De vraag is of zijn generatie de kansen zal krijgen om haar waarheid te ontdekken en die verder vorm te geven. Want hoe het nieuwe normaal zich op gang zal trekken, weet niemand. Hervatten we het leven zoals we dat on hold hebben gezet of gaan we radicaal andere keuzes maken? En welke zullen dat zijn? De angst om in de nabije toekomst uit de boot te vallen, is er een die veel artiesten, en de jongste generatie in het bijzonder, delen. Ook Sarrechia dus: “Ik vrees er een beetje voor. Hoe zullen concertzalen hun programmatie hervatten? Zullen ze op veilig spelen en kiezen voor gevestigde namen of hebben ze voldoende lef om ook de jongere generatie een stem te geven? Toen het tussen de twee golven door ‘weer even mocht’ in Nederland, hebben we alleen maar kunnen vaststellen dat de grote concerthuizen voor zekerheid kozen. Met Amsterdam Corelli Collective merken we al langer dat het moeilijk is om als nieuwkomers te worden opgemerkt. Als het voorheen al zo’n strijd was, …?” Amsterdam Corelli Collective ontstond aan de oudemuziekafdeling van het Amsterdamse conservatorium, waar Sarrechia na zijn opleiding in Antwerpen studeerde. “Ondanks dat we daar wel projecten met grotere ensembles hadden, ontbrak strijkersmuziek er naar ons gevoel te veel.” Hun eerste concert dateert ondertussen van Sinterklaasavond 2013 en na een deelname in 2015 aan het eeemerging-programma van het Festival d’Ambronay (Emerging European Ensembles is een samenwerkingsproject tussen verschillende Europese partners waaronder het Centre culturel de Rencontre d’Ambronay), maakten ze in 2016 furore in onze International Young Artist’s Presentation tijdens Laus Polyphoniae.

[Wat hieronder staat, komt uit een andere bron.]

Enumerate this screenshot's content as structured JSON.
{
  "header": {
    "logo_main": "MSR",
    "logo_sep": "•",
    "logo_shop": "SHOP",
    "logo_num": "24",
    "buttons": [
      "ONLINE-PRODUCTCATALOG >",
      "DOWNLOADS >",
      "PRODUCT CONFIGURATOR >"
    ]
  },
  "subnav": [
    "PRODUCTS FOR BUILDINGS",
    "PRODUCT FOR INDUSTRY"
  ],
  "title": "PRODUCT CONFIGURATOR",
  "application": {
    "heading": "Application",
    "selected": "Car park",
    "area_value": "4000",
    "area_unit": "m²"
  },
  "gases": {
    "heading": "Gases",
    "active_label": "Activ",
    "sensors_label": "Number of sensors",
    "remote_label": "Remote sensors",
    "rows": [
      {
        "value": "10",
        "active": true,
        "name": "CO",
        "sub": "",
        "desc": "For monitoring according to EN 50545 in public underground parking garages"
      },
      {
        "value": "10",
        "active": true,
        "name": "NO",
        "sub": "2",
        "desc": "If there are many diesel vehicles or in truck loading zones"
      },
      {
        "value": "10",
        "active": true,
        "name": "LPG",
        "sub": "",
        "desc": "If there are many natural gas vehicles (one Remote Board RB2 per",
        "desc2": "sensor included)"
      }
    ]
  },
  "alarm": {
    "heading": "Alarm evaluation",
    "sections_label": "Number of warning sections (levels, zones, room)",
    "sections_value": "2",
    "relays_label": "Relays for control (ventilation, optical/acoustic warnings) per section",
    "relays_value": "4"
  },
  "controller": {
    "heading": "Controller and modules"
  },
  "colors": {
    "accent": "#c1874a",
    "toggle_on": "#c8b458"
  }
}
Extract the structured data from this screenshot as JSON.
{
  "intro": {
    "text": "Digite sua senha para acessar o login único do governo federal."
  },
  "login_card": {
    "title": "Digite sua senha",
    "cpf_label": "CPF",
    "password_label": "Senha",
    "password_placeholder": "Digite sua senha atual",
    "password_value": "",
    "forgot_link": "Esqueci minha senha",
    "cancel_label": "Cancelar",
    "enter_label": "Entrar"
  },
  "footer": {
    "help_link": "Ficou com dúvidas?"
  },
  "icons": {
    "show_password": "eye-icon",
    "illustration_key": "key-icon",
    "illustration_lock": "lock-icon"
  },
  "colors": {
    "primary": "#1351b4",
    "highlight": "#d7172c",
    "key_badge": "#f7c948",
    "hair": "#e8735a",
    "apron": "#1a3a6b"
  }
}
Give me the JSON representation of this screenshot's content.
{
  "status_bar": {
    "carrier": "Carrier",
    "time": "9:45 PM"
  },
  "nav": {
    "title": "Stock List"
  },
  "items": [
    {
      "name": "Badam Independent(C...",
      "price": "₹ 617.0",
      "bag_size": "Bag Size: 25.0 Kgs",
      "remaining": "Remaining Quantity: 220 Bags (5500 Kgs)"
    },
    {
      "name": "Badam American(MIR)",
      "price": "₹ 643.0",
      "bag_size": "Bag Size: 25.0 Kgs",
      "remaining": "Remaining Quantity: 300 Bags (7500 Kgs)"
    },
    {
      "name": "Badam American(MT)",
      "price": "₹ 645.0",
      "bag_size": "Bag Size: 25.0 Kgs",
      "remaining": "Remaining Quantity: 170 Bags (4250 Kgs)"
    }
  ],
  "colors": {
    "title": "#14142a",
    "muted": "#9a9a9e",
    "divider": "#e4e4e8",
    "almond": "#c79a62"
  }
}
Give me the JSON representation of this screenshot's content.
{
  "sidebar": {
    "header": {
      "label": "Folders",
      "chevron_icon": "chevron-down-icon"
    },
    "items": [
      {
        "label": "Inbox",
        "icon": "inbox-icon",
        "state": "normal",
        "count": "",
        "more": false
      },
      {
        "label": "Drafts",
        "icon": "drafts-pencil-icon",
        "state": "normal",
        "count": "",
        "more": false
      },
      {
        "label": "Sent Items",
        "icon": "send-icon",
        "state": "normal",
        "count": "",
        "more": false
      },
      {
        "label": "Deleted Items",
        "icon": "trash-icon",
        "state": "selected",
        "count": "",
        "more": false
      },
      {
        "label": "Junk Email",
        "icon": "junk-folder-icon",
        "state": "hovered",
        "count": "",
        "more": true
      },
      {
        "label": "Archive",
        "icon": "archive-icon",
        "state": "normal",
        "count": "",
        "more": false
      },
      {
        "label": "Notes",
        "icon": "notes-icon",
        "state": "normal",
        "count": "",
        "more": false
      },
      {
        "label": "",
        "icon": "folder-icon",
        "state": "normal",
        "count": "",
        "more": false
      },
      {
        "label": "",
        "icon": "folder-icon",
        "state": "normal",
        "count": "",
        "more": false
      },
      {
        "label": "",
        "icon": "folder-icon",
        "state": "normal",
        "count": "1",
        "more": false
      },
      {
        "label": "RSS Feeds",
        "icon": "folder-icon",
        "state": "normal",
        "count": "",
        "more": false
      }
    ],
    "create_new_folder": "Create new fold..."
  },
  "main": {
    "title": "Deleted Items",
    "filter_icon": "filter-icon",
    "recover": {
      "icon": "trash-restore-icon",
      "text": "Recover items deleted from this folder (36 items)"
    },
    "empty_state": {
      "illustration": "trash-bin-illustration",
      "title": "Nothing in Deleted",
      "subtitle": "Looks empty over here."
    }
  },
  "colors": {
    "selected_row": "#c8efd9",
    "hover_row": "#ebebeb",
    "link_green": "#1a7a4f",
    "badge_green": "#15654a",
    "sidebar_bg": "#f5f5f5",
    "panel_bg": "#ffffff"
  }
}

Het verhaal van Amsterdam Corelli Collective mag dan momenteel jammer genoeg op losse schroeven staan, Sarrechia is beslist nog niet uitverteld. “Het programma dat ik voor deze concertopname speel – muziek voor klavecimbel die oorspronkelijk niet voor klavecimbel bestemd was – zou ik graag uitdiepen. Ik wil graag weten waar voor componisten die grens ligt, wanneer wordt het een genre op zich? Wat is het scheppingsverhaal van dergelijke composities? Verder breek ik graag een lans voor muziek van John Bull en Pieter van Maldere. Zeker die laatste mag vaker worden gehoord.” Voor het zover is, tellen we eerst af – alsof we een te langgerekte oudejaarsavond beleven – naar dat eerste concert met publiek. Want “applaus, kwam dat aan het einde van het concert of was dat aan het begin? Het is al zo lang geleden dat ik het niet meer weet!” Ik ook niet. (We lachen beiden hardop en zuchten diep.)